Igualmente, la reforma constitucional creadora del Sistema Nacional Anticorrupción, cuyo propósito tiende a reconstruir la confianza en las instituciones y en las autoridades, dista de convencer a una desilusionada ciudadanía, escéptica ya en cuanto a demagógicos discursos de que nadie está por encima de la ley, al tiempo que se difunden actos de corrupción cometidos por las mismas autoridades impulsoras de las referidas leyes anticorrupción. Aun así, el SNA establece candados que dificultarán la comisión de delitos relacionados, fortaleciendo y ampliando las facultades de la Auditoría Superior de la Federación, ratificando el Senado al titular de la Secretaría de la Función Pública e instaurando la Fiscalía Anticorrupción como organismo autónomo.
Un impulsivo giro de timón en medio de la tormenta altera el rumbo, pero con el riesgo de quedar enfilado hacia un impreciso destino. La mayoritariamente repudiada presencia de Donald Trump a invitación expresa del presidente Peña, abre un nuevo polémico frente, justo en vísperas del también controversial Cuarto Informe —informe que, luego de nueve años, ha quedado reducido a confeti— causando el rechazo de un buen número de connacionales agraviados por el xenófobo, racista y ofensivo discurso del arrogante aspirante a la Casa Blanca.
Cuándo imaginamos a un orondo Trump desde la residencia oficial de Los Pinos ratificar sus amenazantes intenciones presidenciales, entre ellas, el terminar con la migración ilegal, revisar el TLCAN tan nocivo para EU y tan benéfico para México y, principalmente, asegurar la frontera, incluyendo la construcción de un muro. “El muro fronterizo va, aunque no se haya platicado en la reunión quién lo pagará”. Creemos que ése era el instante preciso para que el presidente Peña le respondiera enfáticamente al jactancioso Trump, el firme rechazo de los mexicanos a dicho propósito.
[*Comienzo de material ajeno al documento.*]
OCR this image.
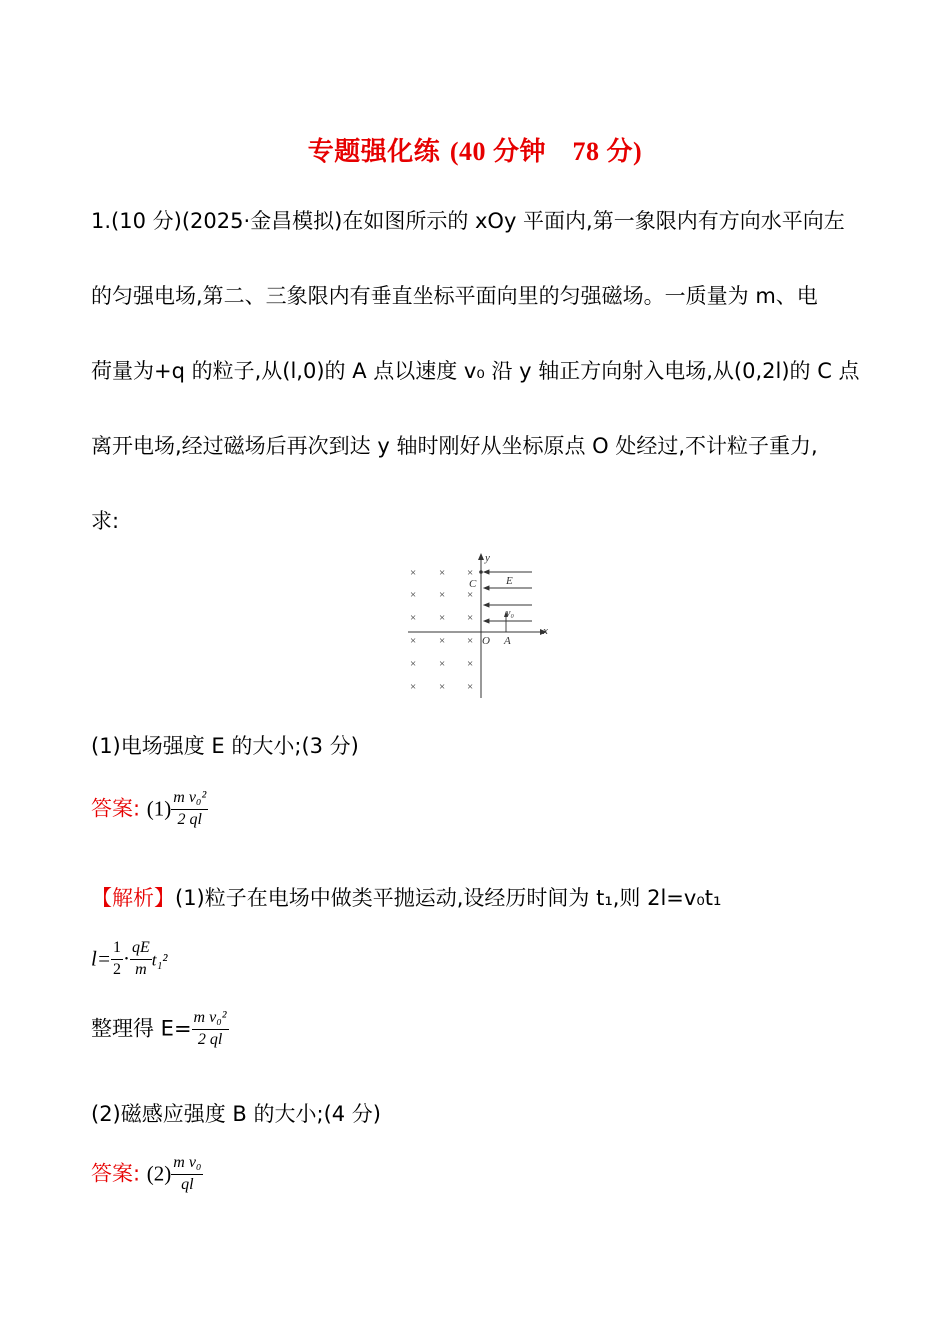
专题强化练 (40 分钟　78 分)
1.(10 分)(2025·金昌模拟)在如图所示的 xOy 平面内,第一象限内有方向水平向左
的匀强电场,第二、三象限内有垂直坐标平面向里的匀强磁场。一质量为 m、电
荷量为+q 的粒子,从(l,0)的 A 点以速度 v₀ 沿 y 轴正方向射入电场,从(0,2l)的 C 点
离开电场,经过磁场后再次到达 y 轴时刚好从坐标原点 O 处经过,不计粒子重力,
求:
× × ×
× × ×
× × ×
× × ×
× × ×
× × ×
y
x
C	E
v₀
O A
(1)电场强度 E 的大小;(3 分)
答案: $(1) \frac{\text{m v₀²}}{2 ql}$
【解析】(1)粒子在电场中做类平抛运动,设经历时间为 t₁,则 2l=v₀t₁
$l= \frac{1}{2} \cdot \frac{qE}{m} t_1^2$
整理得 $E= \frac{\text{m v₀²}}{2 ql}$
(2)磁感应强度 B 的大小;(4 分)
答案: $(2) \frac{\text{m v₀}}{ql}$
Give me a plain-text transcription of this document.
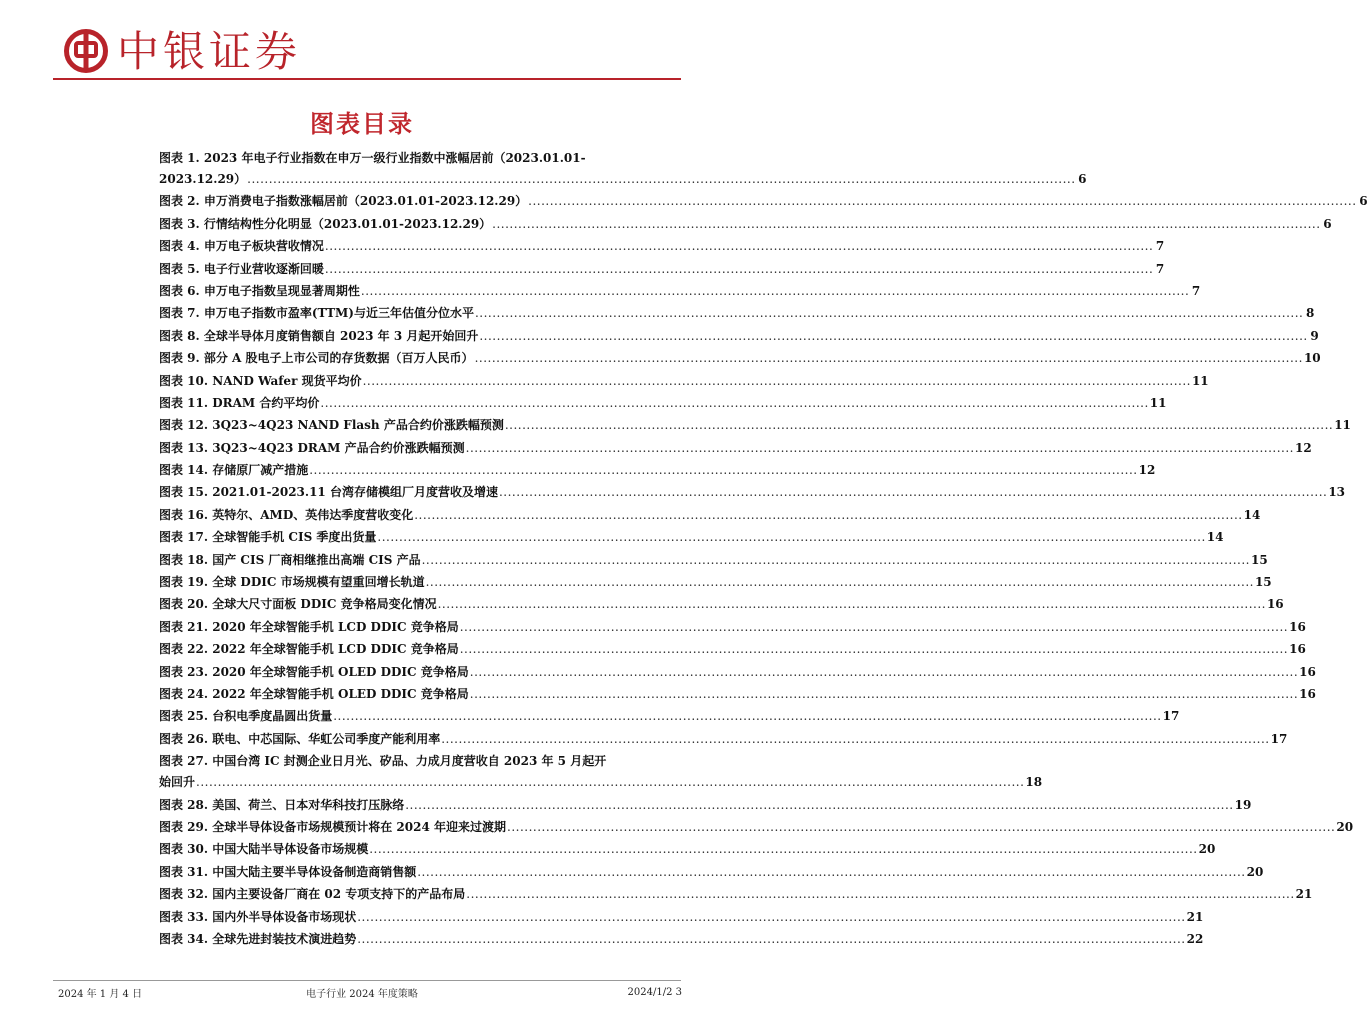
中银证券
图表目录
图表 1. 2023 年电子行业指数在申万一级行业指数中涨幅居前（2023.01.01-
2023.12.29） .....	6
图表 2. 申万消费电子指数涨幅居前（2023.01.01-2023.12.29） .....	6
图表 3. 行情结构性分化明显（2023.01.01-2023.12.29） .....	6
图表 4. 申万电子板块营收情况 .....	7
图表 5. 电子行业营收逐渐回暖 .....	7
图表 6. 申万电子指数呈现显著周期性 .....	7
图表 7. 申万电子指数市盈率(TTM)与近三年估值分位水平 .....	8
图表 8. 全球半导体月度销售额自 2023 年 3 月起开始回升 .....	9
图表 9. 部分 A 股电子上市公司的存货数据（百万人民币） .....	10
图表 10. NAND Wafer 现货平均价 .....	11
图表 11. DRAM 合约平均价 .....	11
图表 12. 3Q23~4Q23 NAND Flash 产品合约价涨跌幅预测 .....	11
图表 13. 3Q23~4Q23 DRAM 产品合约价涨跌幅预测 .....	12
图表 14. 存储原厂减产措施 .....	12
图表 15. 2021.01-2023.11 台湾存储模组厂月度营收及增速 .....	13
图表 16. 英特尔、AMD、英伟达季度营收变化 .....	14
图表 17. 全球智能手机 CIS 季度出货量 .....	14
图表 18. 国产 CIS 厂商相继推出高端 CIS 产品 .....	15
图表 19. 全球 DDIC 市场规模有望重回增长轨道 .....	15
图表 20. 全球大尺寸面板 DDIC 竞争格局变化情况 .....	16
图表 21. 2020 年全球智能手机 LCD DDIC 竞争格局 .....	16
图表 22. 2022 年全球智能手机 LCD DDIC 竞争格局 .....	16
图表 23. 2020 年全球智能手机 OLED DDIC 竞争格局 .....	16
图表 24. 2022 年全球智能手机 OLED DDIC 竞争格局 .....	16
图表 25. 台积电季度晶圆出货量 .....	17
图表 26. 联电、中芯国际、华虹公司季度产能利用率 .....	17
图表 27. 中国台湾 IC 封测企业日月光、矽品、力成月度营收自 2023 年 5 月起开
始回升 .....	18
图表 28. 美国、荷兰、日本对华科技打压脉络 .....	19
图表 29. 全球半导体设备市场规模预计将在 2024 年迎来过渡期 .....	20
图表 30. 中国大陆半导体设备市场规模 .....	20
图表 31. 中国大陆主要半导体设备制造商销售额 .....	20
图表 32. 国内主要设备厂商在 02 专项支持下的产品布局 .....	21
图表 33. 国内外半导体设备市场现状 .....	21
图表 34. 全球先进封装技术演进趋势 .....	22
2024 年 1 月 4 日	电子行业 2024 年度策略	2024/1/2 3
Quedó la impresión en cuanto a que existe el acuerdo de erigir el muro y sólo falta afinar el detalle del financiamiento. Qué mejor muestra de la perversidad del engreído huésped, que lo afirmado unas cuantas horas después en Phoenix:
“México pagará por el muro hermoso y poderoso, créanme —believe me—, al 100%, todavía no lo saben, pero pagarán por el muro”. Agregó el ufano candidato que echará a todos los indocumentados de su país, “no es lo que conviene a los inmigrantes sino a los ciudadanos norteamericanos”.
¿Era imprescindible o cuando menos conveniente invitar a los candidatos a la Presidencia de Estados Unidos a visitar México? ¿Por qué no esperar a entrevistarse con quien resulte electo? Ahora, ¿y si Hillary no responde a la invitación, y si se siente plato de segunda mesa, y si gana —lo más probable— la elección?
Quedan dos años de los tiempos de Enrique Peña Nieto, es preciso un acertado giro de timón, mostrar y convencer con hechos que un estadista está por encima de chismes y rumores.
Mr. Trump: usted no va a ser presidente de Estados Unidos, créame —believe me—.